В конце концов Мигунов выключил телевизор. Он больше не мог.
Что стало со страной, с людьми? Они ослепли? Оглохли? Потеряли разум?.. Зал Государственной Думы почти пустой — видать, у законодателей есть более важные дела, они их и решают. Что стало с законом? Доведенная до абсурда и явно избирательная «гуманность» превратила его из карающего меча в мухобойку. Да при таком сверхлояльном отношении Мигунову должны были присудить два года условно с какой-нибудь полувековой отсрочкой! И — все!
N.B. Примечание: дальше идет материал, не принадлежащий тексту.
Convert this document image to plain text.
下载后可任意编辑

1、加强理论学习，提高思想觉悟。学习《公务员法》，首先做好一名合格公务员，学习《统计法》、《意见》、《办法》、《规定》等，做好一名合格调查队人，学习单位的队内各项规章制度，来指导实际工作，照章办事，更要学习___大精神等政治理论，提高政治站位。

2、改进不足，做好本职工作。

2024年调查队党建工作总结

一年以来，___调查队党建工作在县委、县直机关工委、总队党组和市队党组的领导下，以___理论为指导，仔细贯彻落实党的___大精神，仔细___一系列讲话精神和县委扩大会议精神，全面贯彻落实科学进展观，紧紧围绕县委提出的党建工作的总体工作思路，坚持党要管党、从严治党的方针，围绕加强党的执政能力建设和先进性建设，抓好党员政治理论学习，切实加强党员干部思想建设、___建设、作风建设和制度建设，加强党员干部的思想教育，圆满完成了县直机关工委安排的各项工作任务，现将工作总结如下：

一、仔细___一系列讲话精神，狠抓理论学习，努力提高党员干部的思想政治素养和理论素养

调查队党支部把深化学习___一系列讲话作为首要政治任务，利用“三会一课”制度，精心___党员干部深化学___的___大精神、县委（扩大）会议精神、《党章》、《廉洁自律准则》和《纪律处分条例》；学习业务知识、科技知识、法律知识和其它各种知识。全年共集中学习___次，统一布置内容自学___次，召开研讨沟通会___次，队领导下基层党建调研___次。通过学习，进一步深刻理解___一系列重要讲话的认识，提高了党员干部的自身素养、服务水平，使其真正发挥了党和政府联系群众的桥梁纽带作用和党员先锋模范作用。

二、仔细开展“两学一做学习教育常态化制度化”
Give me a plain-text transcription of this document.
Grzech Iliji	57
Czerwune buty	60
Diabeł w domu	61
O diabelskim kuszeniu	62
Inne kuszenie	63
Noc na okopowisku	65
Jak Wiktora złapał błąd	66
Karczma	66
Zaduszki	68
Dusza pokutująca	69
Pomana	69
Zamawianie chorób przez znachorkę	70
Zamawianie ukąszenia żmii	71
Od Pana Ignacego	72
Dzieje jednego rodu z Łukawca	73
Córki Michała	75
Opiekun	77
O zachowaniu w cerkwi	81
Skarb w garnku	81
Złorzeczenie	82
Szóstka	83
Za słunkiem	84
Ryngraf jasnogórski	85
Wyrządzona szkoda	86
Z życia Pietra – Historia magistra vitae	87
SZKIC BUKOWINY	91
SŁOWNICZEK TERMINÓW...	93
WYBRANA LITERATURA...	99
Почему с заслуженным полковником так несправедливо обошлись?
Он не мог этого понять. Убийства Дрозда и Катранова фактически не доказали, приговор основан на догадках следствия, которые, как известно, к делу не пришьешь… А его так называемая шпионская деятельность… Он был жертвой обстоятельств, как они этого не понимают! Да и все эти сведения ни для кого не были тайной — вон, Ассанж с его «Викиликсом» куда более серьезные вещи выставлял в Интернете, и в куда больших объемах! Так его героем считают!
Мигунов возбужденно ходил по камере, то и дело натыкаясь на холодильник, который поставили сюда только два дня назад и к присутствию которого на пустовавшем прежде месте он не успел еще привыкнуть. Холодильник был битком набит продуктами, но ему ничего не хотелось. Еще совсем недавно один-единственный глоток «кока-колы» сделал бы его счастливым человеком. Сейчас этого было мало. Он хотел справедливости. Он хотел, чтобы ему вернули доброе имя и восемь лет жизни. Он знал, что, очутившись на свободе (а это произойдет обязательно, теперь он даже не сомневался), будет бороться… С кем или с чем, он пока что толком не знал. Он будет мстить. За свою поруганную честь, за разбитую семью, за вот эту изжогу и сердечную боль, за мысли, которые ему не дадут сегодня уснуть…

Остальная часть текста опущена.